Not that there was much doubt, but be assured: If you take your child to see "Dr. Seuss' How the Grinch Stole Christmas," running through Sunday at the Benedum, that child is going to like it.
Along with the beloved characters children already know from the classic Dr. Seuss book of the Christmas-hating Green One and other adaptations, this Broadway touring production offers eye-popping costumes and sets, a flying dog, "real" snow, lots of sing-alongs, and a gun that shoots confetti at the audience.
Did I mention the production also runs a child-friendly 80 intermission-free minutes?

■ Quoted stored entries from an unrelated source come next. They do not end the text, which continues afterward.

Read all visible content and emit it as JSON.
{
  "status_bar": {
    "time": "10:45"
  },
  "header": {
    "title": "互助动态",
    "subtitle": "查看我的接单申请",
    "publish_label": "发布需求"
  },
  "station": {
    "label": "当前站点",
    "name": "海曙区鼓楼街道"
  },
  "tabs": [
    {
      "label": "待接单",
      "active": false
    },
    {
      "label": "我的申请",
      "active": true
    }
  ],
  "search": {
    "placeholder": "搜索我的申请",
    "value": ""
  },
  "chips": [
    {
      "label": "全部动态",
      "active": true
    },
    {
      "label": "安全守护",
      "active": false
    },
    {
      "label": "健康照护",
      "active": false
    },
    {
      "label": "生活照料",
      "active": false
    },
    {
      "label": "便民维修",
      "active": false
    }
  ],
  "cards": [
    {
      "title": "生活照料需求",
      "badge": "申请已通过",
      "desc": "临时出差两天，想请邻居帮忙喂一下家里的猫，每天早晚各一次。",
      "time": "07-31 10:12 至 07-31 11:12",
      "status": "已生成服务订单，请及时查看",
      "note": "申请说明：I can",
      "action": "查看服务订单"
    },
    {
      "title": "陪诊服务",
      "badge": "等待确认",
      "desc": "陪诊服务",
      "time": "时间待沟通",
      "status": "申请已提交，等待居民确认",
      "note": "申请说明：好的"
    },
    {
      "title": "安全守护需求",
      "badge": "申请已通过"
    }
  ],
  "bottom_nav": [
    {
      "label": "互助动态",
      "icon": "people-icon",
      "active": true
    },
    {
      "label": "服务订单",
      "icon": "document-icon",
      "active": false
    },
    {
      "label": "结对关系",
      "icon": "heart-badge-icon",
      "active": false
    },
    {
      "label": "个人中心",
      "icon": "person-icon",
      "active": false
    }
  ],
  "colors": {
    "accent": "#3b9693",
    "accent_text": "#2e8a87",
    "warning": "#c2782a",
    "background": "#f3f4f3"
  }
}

It can't miss.
What's surprising, though, is that the show, with book and lyrics by Timothy Mason and music by Mel Marvin, is also sympathetic to the exhausted joylessness that starts to steal over adults this time of year at the prospect of all that shopping, travel and Who-feast prep.
Two songs in particular seem to acknowledge the Grinch point of view. The first, "It's the Thought That Counts," shows the usually tranquil Whos frantic to tick items off their shopping lists and laying down their last dollar to buy expensive toys.
The other, "What Cha Ma Who," reminds us that Christmas, in particular the tradition of lavish mounds of gifts for small children, can result in a high-decibel frenzy that is the opposite of seasonal peace. As the Who children shriek, whack rattles and thump drums, it's hard not to see the Grinch's point about the "noise, noise, noise, noise!"
Notable among those children is Cindy Lou, a part shared by Bailey Ryon and Clara Young. Her role in redeeming the awful Grinch is here much larger than it is in the original tale, and she sings "Santa for a Day" in a sweet voice that is all the more appropriate for being that of a real-life child, not an "America's Got Talent" phenomenon.
Where: PNC Broadway Across America -- Pittsburgh at the Benedum Center, Downtown.
When: Through Sunday. 7:30 p.m. Wed.-Thurs.; 2 and 8 p.m. Fri.; 11 a.m. and 2, 5 and 8 p.m. Sat.; and 1 and 6:30 p.m. Sun.
Tickets: $20-$67; pgharts.org or 412-456-6666.
While the performances by the Whos, both Cindy Lou's family and the ensemble, are uniformly good, it's their wild Seuss-inspired costumes that steal the spotlight. Working in the book's limited palette of red, black and white (with a little green for you know who), costume designer Robert Morgan has conjured much of the distinctive visual style of Seuss while allowing the actors freedom to move.
Max the dog, played in his youth by Seth Bazacas and in his reminiscing old age by Bob Lauder, emerges as a character, and Mr. Bazacas' physical hijinks help personify the excitement of the Christmas season that children all over know first-hand.
But the biggest treat in this show, for kids and adults, is of course the Grinch himself, played by a mugging, strutting Stefan Karl to great effect.
Mr. Karl flings himself around the stage and hams it up (roastbeasts it up?) during his big Broadway-style ballad, "One of a Kind," which perfectly sums up the Grinch's boastful self-loathing.
The character's slime-covered glee is the show's antidote to its own sweetness, the sour cocktail onion that prevents the whole potion from going saccharine.